How to combine separate annotations for multiclass semantic segmentation?

I have a binary semantic segmentation model (resnet16 + unet) which works out well but I got additional annotations so it won’t be binary anymore. I have an image and 3 separate annotation masks (.png not .json) -

How can I combine and format the masks so I can pass them to the model?

You would need to transform the annotation masks to class indices by e.g. mapping the color codes to class indices, depending on your current mask format. The linked image seems to show a binary mask, so I’m unsure if you are using 3 binary masks now or a single mask with different colors/values.

1 Like

Thanks for the help! At first, I had just 1 binary mask. I got 2 more and I want to combine/format all 3 into a single mask that can be used as ground truth (so I can segment more things with just one model). The training image has a shape of (3, 224, 224) and each mask has a shape of (1, 224, 224). What should be the shape of the combined formatted mask and what values should it contain? How can I achieve that?

In that case you could map each mask to a class index assuming that the targets do not overlap and you are thus working on a multi-class segmentation use case as seen here:

# Create non-overlapping masks
mask1 = torch.zeros(1, 24, 24).long()
mask1[:, :2, :2] = 1

mask2 = torch.zeros(1, 24, 24).long()
mask2[:, 3:6, 3:6] = 1

mask3 = torch.zeros(1, 24, 24).long()
mask3[:, 15:18, 15:18] = 1

# map masks to class indices
mask2[mask2==1] = 2
mask3[mask3==1] = 3

# create target mask
mask = mask1 + mask2 + mask3

> tensor([0, 1, 2, 3])
1 Like

Thanks, I will give it a shot! Although I guess the different targets do overlap since we have three classes: Roof Edge, Roof Corner, Roof Footprint. Some of them do share a part of the same pixels since corners are contained within edges and everything is contained inside the footprint. Will there be issues with your current proposed approach?
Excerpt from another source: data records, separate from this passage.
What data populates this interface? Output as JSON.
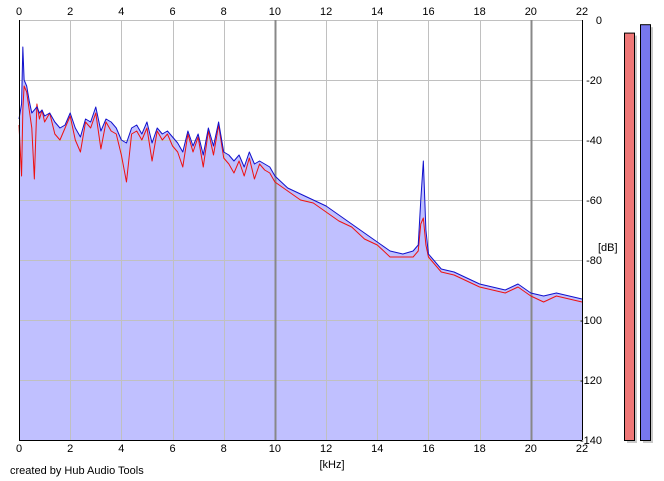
{
  "chart_data": {
    "type": "area",
    "title": "",
    "xlabel": "[kHz]",
    "ylabel": "[dB]",
    "xlim": [
      0,
      22
    ],
    "ylim": [
      -140,
      0
    ],
    "x_ticks": [
      0,
      2,
      4,
      6,
      8,
      10,
      12,
      14,
      16,
      18,
      20,
      22
    ],
    "y_ticks": [
      0,
      -20,
      -40,
      -60,
      -80,
      -100,
      -120,
      -140
    ],
    "grid": true,
    "series": [
      {
        "color": "#ee1111",
        "x": [
          0.0,
          0.1,
          0.15,
          0.2,
          0.3,
          0.4,
          0.5,
          0.6,
          0.7,
          0.8,
          0.9,
          1.0,
          1.2,
          1.4,
          1.6,
          1.8,
          2.0,
          2.2,
          2.4,
          2.6,
          2.8,
          3.0,
          3.2,
          3.4,
          3.6,
          3.8,
          4.0,
          4.2,
          4.4,
          4.6,
          4.8,
          5.0,
          5.2,
          5.4,
          5.6,
          5.8,
          6.0,
          6.2,
          6.4,
          6.6,
          6.8,
          7.0,
          7.2,
          7.4,
          7.6,
          7.8,
          8.0,
          8.2,
          8.4,
          8.6,
          8.8,
          9.0,
          9.2,
          9.4,
          9.6,
          9.8,
          10.0,
          10.5,
          11.0,
          11.5,
          12.0,
          12.5,
          13.0,
          13.5,
          14.0,
          14.5,
          15.0,
          15.4,
          15.6,
          15.7,
          15.8,
          15.9,
          16.0,
          16.2,
          16.5,
          17.0,
          17.5,
          18.0,
          18.5,
          19.0,
          19.5,
          20.0,
          20.5,
          21.0,
          21.5,
          22.0
        ],
        "values": [
          -35,
          -52,
          -30,
          -22,
          -24,
          -30,
          -36,
          -53,
          -28,
          -33,
          -30,
          -34,
          -31,
          -38,
          -40,
          -36,
          -32,
          -40,
          -44,
          -34,
          -36,
          -31,
          -43,
          -34,
          -37,
          -38,
          -45,
          -54,
          -38,
          -37,
          -40,
          -36,
          -47,
          -37,
          -40,
          -38,
          -42,
          -44,
          -49,
          -38,
          -44,
          -39,
          -49,
          -37,
          -45,
          -35,
          -46,
          -48,
          -51,
          -47,
          -52,
          -46,
          -53,
          -48,
          -50,
          -51,
          -54,
          -57,
          -60,
          -61,
          -64,
          -67,
          -69,
          -73,
          -75,
          -79,
          -79,
          -79,
          -77,
          -68,
          -66,
          -75,
          -79,
          -81,
          -84,
          -85,
          -87,
          -89,
          -90,
          -91,
          -89,
          -92,
          -94,
          -92,
          -93,
          -94
        ]
      },
      {
        "color": "#1111cc",
        "x": [
          0.0,
          0.1,
          0.15,
          0.2,
          0.3,
          0.4,
          0.5,
          0.6,
          0.7,
          0.8,
          0.9,
          1.0,
          1.2,
          1.4,
          1.6,
          1.8,
          2.0,
          2.2,
          2.4,
          2.6,
          2.8,
          3.0,
          3.2,
          3.4,
          3.6,
          3.8,
          4.0,
          4.2,
          4.4,
          4.6,
          4.8,
          5.0,
          5.2,
          5.4,
          5.6,
          5.8,
          6.0,
          6.2,
          6.4,
          6.6,
          6.8,
          7.0,
          7.2,
          7.4,
          7.6,
          7.8,
          8.0,
          8.2,
          8.4,
          8.6,
          8.8,
          9.0,
          9.2,
          9.4,
          9.6,
          9.8,
          10.0,
          10.5,
          11.0,
          11.5,
          12.0,
          12.5,
          13.0,
          13.5,
          14.0,
          14.5,
          15.0,
          15.4,
          15.6,
          15.7,
          15.8,
          15.9,
          16.0,
          16.2,
          16.5,
          17.0,
          17.5,
          18.0,
          18.5,
          19.0,
          19.5,
          20.0,
          20.5,
          21.0,
          21.5,
          22.0
        ],
        "values": [
          -33,
          -28,
          -9,
          -20,
          -22,
          -27,
          -31,
          -30,
          -29,
          -31,
          -30,
          -32,
          -31,
          -34,
          -36,
          -35,
          -31,
          -36,
          -39,
          -33,
          -34,
          -29,
          -37,
          -33,
          -34,
          -36,
          -40,
          -41,
          -36,
          -35,
          -38,
          -34,
          -41,
          -36,
          -38,
          -37,
          -39,
          -41,
          -44,
          -37,
          -42,
          -38,
          -45,
          -36,
          -42,
          -34,
          -44,
          -45,
          -47,
          -45,
          -49,
          -44,
          -48,
          -47,
          -48,
          -49,
          -52,
          -56,
          -58,
          -60,
          -62,
          -65,
          -68,
          -71,
          -74,
          -77,
          -78,
          -77,
          -75,
          -60,
          -47,
          -70,
          -78,
          -80,
          -83,
          -84,
          -86,
          -88,
          -89,
          -90,
          -88,
          -91,
          -92,
          -91,
          -92,
          -93
        ]
      }
    ],
    "level_meters": [
      {
        "color": "#ee7777",
        "level": 0.97
      },
      {
        "color": "#7777ee",
        "level": 0.99
      }
    ],
    "colors": {
      "fill": "#c0c0ff",
      "grid_light": "#c0c0c0",
      "grid_major": "#888888",
      "axis": "#000000"
    }
  },
  "credit": "created by Hub Audio Tools"
}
What is another possible approach to overcome overlapping targets?

Tried to merge them to visualise them:

I guess I can make 3 separate binary segmentation models but I am pretty sure that it’s not better.

My proposed approach wouldn’t work in this case, since the addition would create new classes.
E.g. if a specific pixel location contains a class label 1 and 2, the result would be class index 3, which would be a new class representing the occurrence of both classes.
This could be of course a valid approach, in case you want to create new class indices for the overlaps.
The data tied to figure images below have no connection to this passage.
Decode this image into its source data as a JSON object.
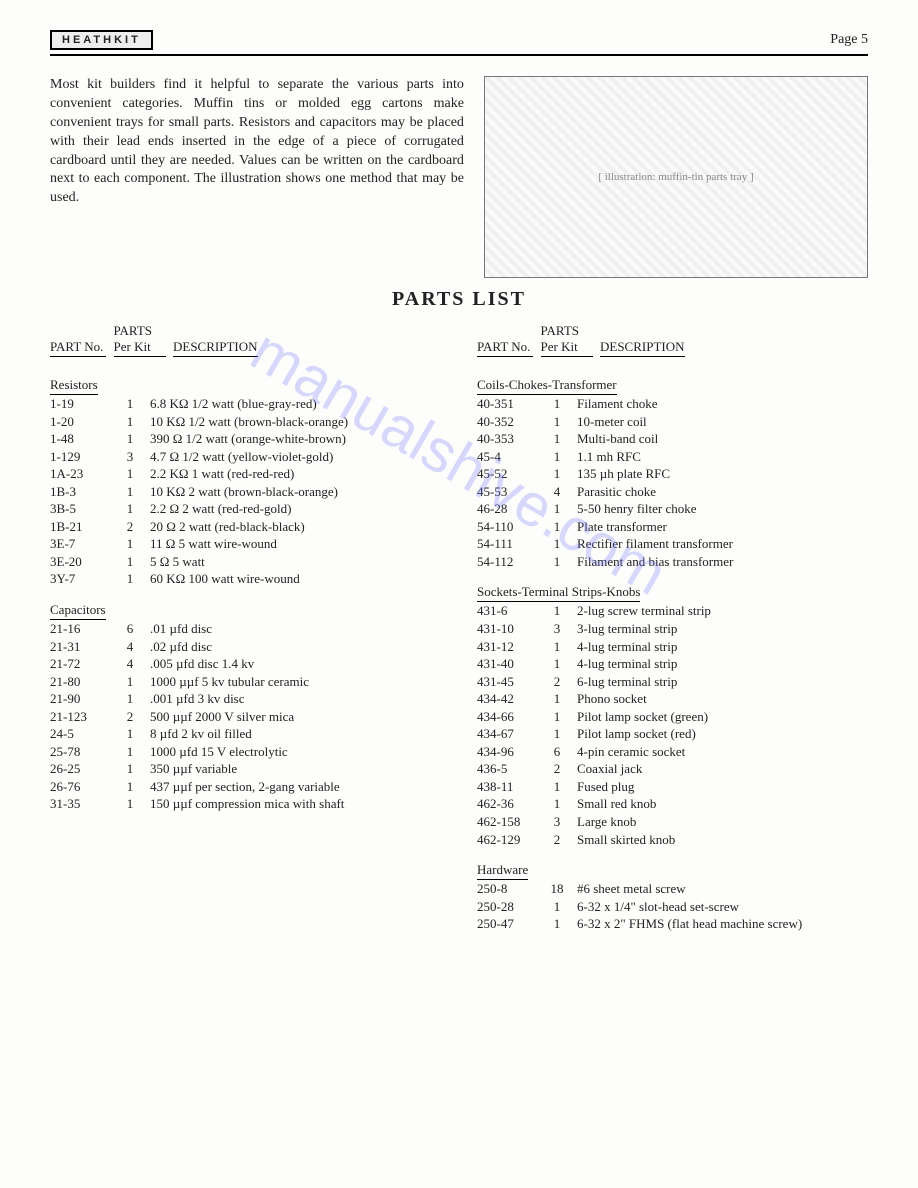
{
  "header": {
    "brand": "HEATHKIT",
    "page": "Page 5"
  },
  "intro": "Most kit builders find it helpful to separate the various parts into convenient categories. Muffin tins or molded egg cartons make convenient trays for small parts. Resistors and capacitors may be placed with their lead ends inserted in the edge of a piece of corrugated cardboard until they are needed. Values can be written on the cardboard next to each component. The illustration shows one method that may be used.",
  "illustration_caption": "[ illustration: muffin-tin parts tray ]",
  "section_title": "PARTS LIST",
  "col_headers": {
    "part": "PART No.",
    "qty": "PARTS Per Kit",
    "desc": "DESCRIPTION"
  },
  "left_groups": [
    {
      "title": "Resistors",
      "rows": [
        {
          "p": "1-19",
          "q": "1",
          "d": "6.8 KΩ 1/2 watt (blue-gray-red)"
        },
        {
          "p": "1-20",
          "q": "1",
          "d": "10 KΩ 1/2 watt (brown-black-orange)"
        },
        {
          "p": "1-48",
          "q": "1",
          "d": "390 Ω 1/2 watt (orange-white-brown)"
        },
        {
          "p": "1-129",
          "q": "3",
          "d": "4.7 Ω 1/2 watt (yellow-violet-gold)"
        },
        {
          "p": "1A-23",
          "q": "1",
          "d": "2.2 KΩ 1 watt (red-red-red)"
        },
        {
          "p": "1B-3",
          "q": "1",
          "d": "10 KΩ 2 watt (brown-black-orange)"
        },
        {
          "p": "3B-5",
          "q": "1",
          "d": "2.2 Ω 2 watt (red-red-gold)"
        },
        {
          "p": "1B-21",
          "q": "2",
          "d": "20 Ω 2 watt (red-black-black)"
        },
        {
          "p": "3E-7",
          "q": "1",
          "d": "11 Ω 5 watt wire-wound"
        },
        {
          "p": "3E-20",
          "q": "1",
          "d": "5 Ω 5 watt"
        },
        {
          "p": "3Y-7",
          "q": "1",
          "d": "60 KΩ 100 watt wire-wound"
        }
      ]
    },
    {
      "title": "Capacitors",
      "rows": [
        {
          "p": "21-16",
          "q": "6",
          "d": ".01 µfd disc"
        },
        {
          "p": "21-31",
          "q": "4",
          "d": ".02 µfd disc"
        },
        {
          "p": "21-72",
          "q": "4",
          "d": ".005 µfd disc 1.4 kv"
        },
        {
          "p": "21-80",
          "q": "1",
          "d": "1000 µµf 5 kv tubular ceramic"
        },
        {
          "p": "21-90",
          "q": "1",
          "d": ".001 µfd 3 kv disc"
        },
        {
          "p": "21-123",
          "q": "2",
          "d": "500 µµf 2000 V silver mica"
        },
        {
          "p": "24-5",
          "q": "1",
          "d": "8 µfd 2 kv oil filled"
        },
        {
          "p": "25-78",
          "q": "1",
          "d": "1000 µfd 15 V electrolytic"
        },
        {
          "p": "26-25",
          "q": "1",
          "d": "350 µµf variable"
        },
        {
          "p": "26-76",
          "q": "1",
          "d": "437 µµf per section, 2-gang variable"
        },
        {
          "p": "31-35",
          "q": "1",
          "d": "150 µµf compression mica with shaft"
        }
      ]
    }
  ],
  "right_groups": [
    {
      "title": "Coils-Chokes-Transformer",
      "rows": [
        {
          "p": "40-351",
          "q": "1",
          "d": "Filament choke"
        },
        {
          "p": "40-352",
          "q": "1",
          "d": "10-meter coil"
        },
        {
          "p": "40-353",
          "q": "1",
          "d": "Multi-band coil"
        },
        {
          "p": "45-4",
          "q": "1",
          "d": "1.1 mh RFC"
        },
        {
          "p": "45-52",
          "q": "1",
          "d": "135 µh plate RFC"
        },
        {
          "p": "45-53",
          "q": "4",
          "d": "Parasitic choke"
        },
        {
          "p": "46-28",
          "q": "1",
          "d": "5-50 henry filter choke"
        },
        {
          "p": "54-110",
          "q": "1",
          "d": "Plate transformer"
        },
        {
          "p": "54-111",
          "q": "1",
          "d": "Rectifier filament transformer"
        },
        {
          "p": "54-112",
          "q": "1",
          "d": "Filament and bias transformer"
        }
      ]
    },
    {
      "title": "Sockets-Terminal Strips-Knobs",
      "rows": [
        {
          "p": "431-6",
          "q": "1",
          "d": "2-lug screw terminal strip"
        },
        {
          "p": "431-10",
          "q": "3",
          "d": "3-lug terminal strip"
        },
        {
          "p": "431-12",
          "q": "1",
          "d": "4-lug terminal strip"
        },
        {
          "p": "431-40",
          "q": "1",
          "d": "4-lug terminal strip"
        },
        {
          "p": "431-45",
          "q": "2",
          "d": "6-lug terminal strip"
        },
        {
          "p": "434-42",
          "q": "1",
          "d": "Phono socket"
        },
        {
          "p": "434-66",
          "q": "1",
          "d": "Pilot lamp socket (green)"
        },
        {
          "p": "434-67",
          "q": "1",
          "d": "Pilot lamp socket (red)"
        },
        {
          "p": "434-96",
          "q": "6",
          "d": "4-pin ceramic socket"
        },
        {
          "p": "436-5",
          "q": "2",
          "d": "Coaxial jack"
        },
        {
          "p": "438-11",
          "q": "1",
          "d": "Fused plug"
        },
        {
          "p": "462-36",
          "q": "1",
          "d": "Small red knob"
        },
        {
          "p": "462-158",
          "q": "3",
          "d": "Large knob"
        },
        {
          "p": "462-129",
          "q": "2",
          "d": "Small skirted knob"
        }
      ]
    },
    {
      "title": "Hardware",
      "rows": [
        {
          "p": "250-8",
          "q": "18",
          "d": "#6 sheet metal screw"
        },
        {
          "p": "250-28",
          "q": "1",
          "d": "6-32 x 1/4\" slot-head set-screw"
        },
        {
          "p": "250-47",
          "q": "1",
          "d": "6-32 x 2\" FHMS (flat head machine screw)"
        }
      ]
    }
  ],
  "watermark": "manualshive.com"
}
On the other hand, you could also use a multi-label segmentation, where the output might contain zero, one, or multiple active classes for each pixel. In that case you would use nn.BCEWithLogitsLoss as the criterion and the target would be a multi-hot encoded mask, which can be created by stacking the binary maps.

You could also stick to the multi-class segmentation use case, but would need to make sure to only keep one active class for the overlaps.

1 Like